For any truthy variables a and b :

a and b
> b #The program evaluates a, a is truthy, it evaluates b, b is truthy, so it returns the last evaluated value, b.
a or b
> a #The program evaluates a, a is truthy, so the or statement is true, so it returns the last evaluated value, a.

Now, truthy depends on the type. For example, integers are truthy for my_int != 0 , and are falsy for my_int == 0 . So if you have:

a = 0
b = 1
a or b
> b #The program evaluates a, a is falsy, so the or statement goes on to evaluate b, b is truthy, so the or statement is true and it returns the last evaluated value b.

Answer 4

我想你需要这样的东西：

[x and y for x, y in zip([True, False, False], [True, True, False])]

Answer 5

Both lists are truthy because they are non-empty.

Both and and or return the operand that decided the operation's value.

If the left side of and is truthy, then it must evaluate the right side, because it could be falsy, which would make the entire operation false (false and anything is false). Therefore, it returns the right side.

If the left side of or is truthy, it does not need to evaluate the right side, because it already knows that the expression is true (true or anything is true). So it returns the left side.
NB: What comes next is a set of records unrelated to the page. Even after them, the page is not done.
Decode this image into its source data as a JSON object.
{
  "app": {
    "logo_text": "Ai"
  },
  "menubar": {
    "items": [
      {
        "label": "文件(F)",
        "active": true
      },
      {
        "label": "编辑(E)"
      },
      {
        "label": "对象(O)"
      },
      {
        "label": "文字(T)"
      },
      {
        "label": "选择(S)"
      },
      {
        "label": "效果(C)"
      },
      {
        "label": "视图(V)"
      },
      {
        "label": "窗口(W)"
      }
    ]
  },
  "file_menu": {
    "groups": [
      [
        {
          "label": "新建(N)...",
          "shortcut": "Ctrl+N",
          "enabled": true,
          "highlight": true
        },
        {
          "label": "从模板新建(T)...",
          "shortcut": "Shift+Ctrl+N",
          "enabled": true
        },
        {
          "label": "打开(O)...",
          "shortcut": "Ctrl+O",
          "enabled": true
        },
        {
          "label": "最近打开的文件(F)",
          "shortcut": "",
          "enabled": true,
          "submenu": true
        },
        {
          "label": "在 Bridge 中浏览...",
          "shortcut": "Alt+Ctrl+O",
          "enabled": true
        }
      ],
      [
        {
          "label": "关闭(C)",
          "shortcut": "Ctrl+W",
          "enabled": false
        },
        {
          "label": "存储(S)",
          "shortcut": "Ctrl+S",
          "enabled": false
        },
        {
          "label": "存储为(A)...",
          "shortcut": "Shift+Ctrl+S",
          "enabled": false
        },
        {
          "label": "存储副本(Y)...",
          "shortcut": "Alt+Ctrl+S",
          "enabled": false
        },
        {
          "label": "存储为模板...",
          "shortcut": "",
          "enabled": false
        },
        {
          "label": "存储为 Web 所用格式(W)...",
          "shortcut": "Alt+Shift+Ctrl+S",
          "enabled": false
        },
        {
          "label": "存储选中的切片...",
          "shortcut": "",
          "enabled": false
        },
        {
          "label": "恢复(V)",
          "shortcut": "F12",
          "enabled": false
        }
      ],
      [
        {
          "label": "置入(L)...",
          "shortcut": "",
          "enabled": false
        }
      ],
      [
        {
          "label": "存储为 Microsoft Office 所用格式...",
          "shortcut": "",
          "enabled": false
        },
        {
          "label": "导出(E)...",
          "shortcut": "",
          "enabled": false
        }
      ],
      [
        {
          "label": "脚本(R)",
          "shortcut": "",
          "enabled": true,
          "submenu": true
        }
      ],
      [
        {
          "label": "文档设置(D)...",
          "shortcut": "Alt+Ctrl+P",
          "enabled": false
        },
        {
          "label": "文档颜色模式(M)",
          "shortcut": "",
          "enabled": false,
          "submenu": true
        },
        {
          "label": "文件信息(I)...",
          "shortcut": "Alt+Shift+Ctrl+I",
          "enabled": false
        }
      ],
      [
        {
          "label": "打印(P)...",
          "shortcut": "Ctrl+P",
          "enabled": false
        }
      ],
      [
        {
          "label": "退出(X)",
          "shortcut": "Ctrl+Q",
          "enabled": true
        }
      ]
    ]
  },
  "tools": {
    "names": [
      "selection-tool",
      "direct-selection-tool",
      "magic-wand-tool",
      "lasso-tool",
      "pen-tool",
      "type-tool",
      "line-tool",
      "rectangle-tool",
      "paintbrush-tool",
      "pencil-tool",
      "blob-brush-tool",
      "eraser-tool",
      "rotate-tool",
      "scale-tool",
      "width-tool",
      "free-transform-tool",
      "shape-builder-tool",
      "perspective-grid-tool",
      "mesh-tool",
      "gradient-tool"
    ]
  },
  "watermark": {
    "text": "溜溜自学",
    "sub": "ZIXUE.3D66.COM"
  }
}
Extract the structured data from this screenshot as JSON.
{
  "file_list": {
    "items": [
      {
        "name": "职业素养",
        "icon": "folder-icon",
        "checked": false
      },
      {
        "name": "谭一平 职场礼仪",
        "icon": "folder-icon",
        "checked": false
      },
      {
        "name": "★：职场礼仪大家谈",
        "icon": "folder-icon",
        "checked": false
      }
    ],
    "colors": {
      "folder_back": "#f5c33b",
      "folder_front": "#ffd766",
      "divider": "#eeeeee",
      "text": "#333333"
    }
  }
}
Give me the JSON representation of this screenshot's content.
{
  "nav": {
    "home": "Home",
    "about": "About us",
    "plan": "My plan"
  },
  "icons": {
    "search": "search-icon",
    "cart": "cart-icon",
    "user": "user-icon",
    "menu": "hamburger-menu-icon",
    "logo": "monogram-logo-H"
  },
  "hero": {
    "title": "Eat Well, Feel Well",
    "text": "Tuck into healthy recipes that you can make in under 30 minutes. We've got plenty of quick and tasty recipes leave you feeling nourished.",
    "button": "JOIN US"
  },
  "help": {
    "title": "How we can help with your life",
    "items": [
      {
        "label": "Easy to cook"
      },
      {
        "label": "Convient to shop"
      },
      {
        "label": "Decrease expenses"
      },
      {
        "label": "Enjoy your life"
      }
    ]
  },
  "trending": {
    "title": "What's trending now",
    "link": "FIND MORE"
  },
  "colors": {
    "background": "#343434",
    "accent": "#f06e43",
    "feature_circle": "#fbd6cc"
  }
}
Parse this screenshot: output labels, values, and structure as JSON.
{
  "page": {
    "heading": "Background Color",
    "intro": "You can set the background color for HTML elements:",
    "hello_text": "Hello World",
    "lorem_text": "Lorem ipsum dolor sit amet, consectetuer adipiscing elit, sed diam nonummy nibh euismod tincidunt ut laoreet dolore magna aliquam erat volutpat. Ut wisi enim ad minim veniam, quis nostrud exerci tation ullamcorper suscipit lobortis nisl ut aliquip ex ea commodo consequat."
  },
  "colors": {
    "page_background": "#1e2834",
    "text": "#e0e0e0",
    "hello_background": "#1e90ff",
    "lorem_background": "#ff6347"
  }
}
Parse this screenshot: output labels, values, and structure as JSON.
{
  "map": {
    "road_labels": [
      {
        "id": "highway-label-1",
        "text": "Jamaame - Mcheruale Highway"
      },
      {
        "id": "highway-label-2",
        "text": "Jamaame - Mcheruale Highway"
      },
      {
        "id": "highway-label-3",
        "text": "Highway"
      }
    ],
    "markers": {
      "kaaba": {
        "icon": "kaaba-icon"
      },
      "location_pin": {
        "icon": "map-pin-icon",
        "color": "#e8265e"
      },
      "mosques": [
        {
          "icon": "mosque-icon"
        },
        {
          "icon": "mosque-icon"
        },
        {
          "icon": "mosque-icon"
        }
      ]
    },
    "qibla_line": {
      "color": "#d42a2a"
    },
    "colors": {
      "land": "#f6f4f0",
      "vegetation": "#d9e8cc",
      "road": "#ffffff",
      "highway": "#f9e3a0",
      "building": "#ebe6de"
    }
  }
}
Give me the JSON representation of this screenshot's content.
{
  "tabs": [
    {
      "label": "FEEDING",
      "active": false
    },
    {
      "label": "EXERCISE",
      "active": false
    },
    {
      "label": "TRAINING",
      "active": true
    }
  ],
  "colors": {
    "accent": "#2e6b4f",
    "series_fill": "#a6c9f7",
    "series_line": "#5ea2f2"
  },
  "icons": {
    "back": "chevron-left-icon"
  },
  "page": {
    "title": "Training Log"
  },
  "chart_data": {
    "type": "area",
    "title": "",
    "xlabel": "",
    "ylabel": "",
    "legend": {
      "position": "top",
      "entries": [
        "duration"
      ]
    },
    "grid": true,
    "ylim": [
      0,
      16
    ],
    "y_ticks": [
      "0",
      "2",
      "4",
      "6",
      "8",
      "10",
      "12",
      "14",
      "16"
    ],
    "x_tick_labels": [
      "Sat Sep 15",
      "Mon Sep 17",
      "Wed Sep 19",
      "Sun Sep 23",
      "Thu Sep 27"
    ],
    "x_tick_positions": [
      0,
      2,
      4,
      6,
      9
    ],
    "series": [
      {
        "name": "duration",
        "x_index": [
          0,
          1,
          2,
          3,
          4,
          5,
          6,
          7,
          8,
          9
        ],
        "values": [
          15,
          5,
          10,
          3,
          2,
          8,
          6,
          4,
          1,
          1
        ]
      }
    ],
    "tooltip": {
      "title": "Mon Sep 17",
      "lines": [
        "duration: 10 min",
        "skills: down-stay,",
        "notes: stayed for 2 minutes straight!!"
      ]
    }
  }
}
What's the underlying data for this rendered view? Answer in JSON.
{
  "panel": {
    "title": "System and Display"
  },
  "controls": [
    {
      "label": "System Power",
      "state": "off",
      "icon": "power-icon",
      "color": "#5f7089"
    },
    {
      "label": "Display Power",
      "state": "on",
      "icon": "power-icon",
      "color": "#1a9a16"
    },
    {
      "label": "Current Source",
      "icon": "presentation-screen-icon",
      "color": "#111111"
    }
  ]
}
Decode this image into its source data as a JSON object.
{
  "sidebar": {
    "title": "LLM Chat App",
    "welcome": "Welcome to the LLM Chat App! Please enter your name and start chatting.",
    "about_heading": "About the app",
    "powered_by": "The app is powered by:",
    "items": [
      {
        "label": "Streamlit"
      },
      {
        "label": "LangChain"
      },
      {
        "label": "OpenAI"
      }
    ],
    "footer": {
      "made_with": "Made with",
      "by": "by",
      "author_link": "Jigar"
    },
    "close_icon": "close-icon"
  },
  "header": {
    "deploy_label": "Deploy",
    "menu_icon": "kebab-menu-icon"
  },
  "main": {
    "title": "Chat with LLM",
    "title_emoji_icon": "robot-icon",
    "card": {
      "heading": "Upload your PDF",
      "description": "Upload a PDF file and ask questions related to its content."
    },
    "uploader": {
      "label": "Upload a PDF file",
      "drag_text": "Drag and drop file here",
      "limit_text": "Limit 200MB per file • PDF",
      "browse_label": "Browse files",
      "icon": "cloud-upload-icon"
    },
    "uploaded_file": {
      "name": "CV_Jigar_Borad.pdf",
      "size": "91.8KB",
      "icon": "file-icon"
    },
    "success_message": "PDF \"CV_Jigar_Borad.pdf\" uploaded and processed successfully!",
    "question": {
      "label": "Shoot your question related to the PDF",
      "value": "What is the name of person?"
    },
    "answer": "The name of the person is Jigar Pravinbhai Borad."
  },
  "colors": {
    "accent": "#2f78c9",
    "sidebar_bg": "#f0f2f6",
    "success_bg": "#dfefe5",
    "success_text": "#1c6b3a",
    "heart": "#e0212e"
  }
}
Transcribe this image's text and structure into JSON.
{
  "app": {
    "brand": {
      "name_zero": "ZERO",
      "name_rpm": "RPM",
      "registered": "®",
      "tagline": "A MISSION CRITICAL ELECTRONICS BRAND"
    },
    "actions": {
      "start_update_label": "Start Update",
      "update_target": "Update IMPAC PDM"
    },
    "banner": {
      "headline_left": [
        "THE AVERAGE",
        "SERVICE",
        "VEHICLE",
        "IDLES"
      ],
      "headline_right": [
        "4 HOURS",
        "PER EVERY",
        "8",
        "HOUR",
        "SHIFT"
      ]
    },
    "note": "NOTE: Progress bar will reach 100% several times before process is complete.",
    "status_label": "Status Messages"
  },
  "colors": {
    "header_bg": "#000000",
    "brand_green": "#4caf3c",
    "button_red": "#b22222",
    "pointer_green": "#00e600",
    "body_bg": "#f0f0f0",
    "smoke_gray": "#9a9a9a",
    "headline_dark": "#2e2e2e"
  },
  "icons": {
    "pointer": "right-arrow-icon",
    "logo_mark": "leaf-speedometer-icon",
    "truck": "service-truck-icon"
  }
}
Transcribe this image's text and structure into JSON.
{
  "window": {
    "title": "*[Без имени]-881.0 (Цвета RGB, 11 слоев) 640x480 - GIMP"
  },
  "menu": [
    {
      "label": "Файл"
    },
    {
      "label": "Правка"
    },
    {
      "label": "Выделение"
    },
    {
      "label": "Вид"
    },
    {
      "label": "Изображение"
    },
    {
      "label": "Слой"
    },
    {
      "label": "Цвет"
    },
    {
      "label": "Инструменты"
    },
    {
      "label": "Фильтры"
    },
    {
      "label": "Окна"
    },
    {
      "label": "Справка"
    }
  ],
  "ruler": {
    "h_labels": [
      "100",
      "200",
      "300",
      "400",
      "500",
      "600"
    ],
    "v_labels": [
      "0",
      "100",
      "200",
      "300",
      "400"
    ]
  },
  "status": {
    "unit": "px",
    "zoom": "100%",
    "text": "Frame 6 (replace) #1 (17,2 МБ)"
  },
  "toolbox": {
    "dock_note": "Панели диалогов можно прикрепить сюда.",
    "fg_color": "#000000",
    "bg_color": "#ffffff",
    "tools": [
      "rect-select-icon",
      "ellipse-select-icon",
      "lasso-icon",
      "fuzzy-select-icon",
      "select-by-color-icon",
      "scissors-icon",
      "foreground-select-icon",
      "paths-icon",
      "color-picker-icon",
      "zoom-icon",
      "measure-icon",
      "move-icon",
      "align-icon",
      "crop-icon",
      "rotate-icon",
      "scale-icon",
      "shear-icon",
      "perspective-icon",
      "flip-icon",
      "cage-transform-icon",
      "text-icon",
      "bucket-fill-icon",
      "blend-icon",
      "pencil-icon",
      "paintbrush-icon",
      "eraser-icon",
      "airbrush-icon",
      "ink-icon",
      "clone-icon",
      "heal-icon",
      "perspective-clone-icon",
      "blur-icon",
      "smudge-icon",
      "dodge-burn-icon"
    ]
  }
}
If you wish to perform pairwise comparisons of items in the list, use a list comprehension, eg:

[x or y for (x, y) in zip(a, b)]     # a and b are your lists

Answer 6

Very convenient way:

>>> import numpy as np
>>> np.logical_and([True, False, False], [True, True, False])
array([ True, False, False], dtype=bool)
>>> np.logical_or([True, False, False], [True, True, False])
array([ True,  True, False], dtype=bool)

Answer 7

Мore functional:

from operator import or_, and_
from itertools import starmap

a = [True, False, False]
b = [True, True, False]
starmap(or_, zip(a,b))  # [True, True, False]
starmap(and_, zip(a,b))  # [True, False, False]